Immunofluorescence analysis of the tight junction protein ZO-1 and the cilia marker α-tubulin during pneumonia-derived coxsackievirus B4 GZ-R6 and HFMD-derived coxsackievirus B4 GZ-HFM01 infection of HAE. Mock – and CVB4-infected HAE cultures at the indicated days post-infection (d.p.i.) were co-stained with anti-CVB4 and anti-ZO-1 antibodies (A), or co-stained with anti-coxsackievirus B4 and anti-α-tubulin antibodies (B). Confocal images were taken at a magnification of ×40. Nuclei were stained with DAPI (blue).

Figure 6.

Cytokines secretion of HAE with pneumonia-derived coxsackievirus B4 GZ-R6 and HFMD-derived coxsackievirus B4 GZ-HFM01 infection.
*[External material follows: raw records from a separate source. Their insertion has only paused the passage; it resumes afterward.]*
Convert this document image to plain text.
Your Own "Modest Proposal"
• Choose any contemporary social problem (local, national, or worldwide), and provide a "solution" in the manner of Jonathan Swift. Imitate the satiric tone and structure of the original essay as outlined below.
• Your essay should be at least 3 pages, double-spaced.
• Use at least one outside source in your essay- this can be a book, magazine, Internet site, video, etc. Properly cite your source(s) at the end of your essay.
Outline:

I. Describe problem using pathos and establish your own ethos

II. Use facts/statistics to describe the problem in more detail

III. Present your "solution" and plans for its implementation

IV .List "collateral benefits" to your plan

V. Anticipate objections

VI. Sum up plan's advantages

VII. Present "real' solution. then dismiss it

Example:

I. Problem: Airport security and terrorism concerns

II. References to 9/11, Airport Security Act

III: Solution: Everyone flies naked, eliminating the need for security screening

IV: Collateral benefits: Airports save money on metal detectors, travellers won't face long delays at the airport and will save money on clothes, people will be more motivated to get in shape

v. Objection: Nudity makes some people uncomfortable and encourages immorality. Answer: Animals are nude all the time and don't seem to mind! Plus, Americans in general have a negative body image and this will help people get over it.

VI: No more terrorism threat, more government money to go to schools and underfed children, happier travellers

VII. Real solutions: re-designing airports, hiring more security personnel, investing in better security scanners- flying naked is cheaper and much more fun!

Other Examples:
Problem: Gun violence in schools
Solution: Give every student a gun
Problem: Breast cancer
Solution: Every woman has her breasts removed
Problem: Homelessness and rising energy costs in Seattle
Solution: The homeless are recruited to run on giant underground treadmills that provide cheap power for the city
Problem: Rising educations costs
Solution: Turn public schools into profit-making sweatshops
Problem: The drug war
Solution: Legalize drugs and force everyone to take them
IL-6 and IL-1b secretion increased in both apical and basolateral sides rapidly in 2 to 4 d.p.i. in HAE with GZ-R6 infection comparing with mock – and GZ-HFM01 infection, and then decreased immediately (A); cytokines increased significantly in the basolateral but not apical side in GZ-R6 infected HAE, while stronger secretion from both sides occurred in GZ-HFM01-infected HAE, especially in the basolateral direction (B); both sides had no obvious differences in HAE with GZ-R6 infection but increased in GZ-HFM01 infection (C). Statistical analysis compared with mock-infection was performed by ANOVA test. *, p < 0.05; ** p < 0.01; ***, p < 0.001; ****, p < 0.0001.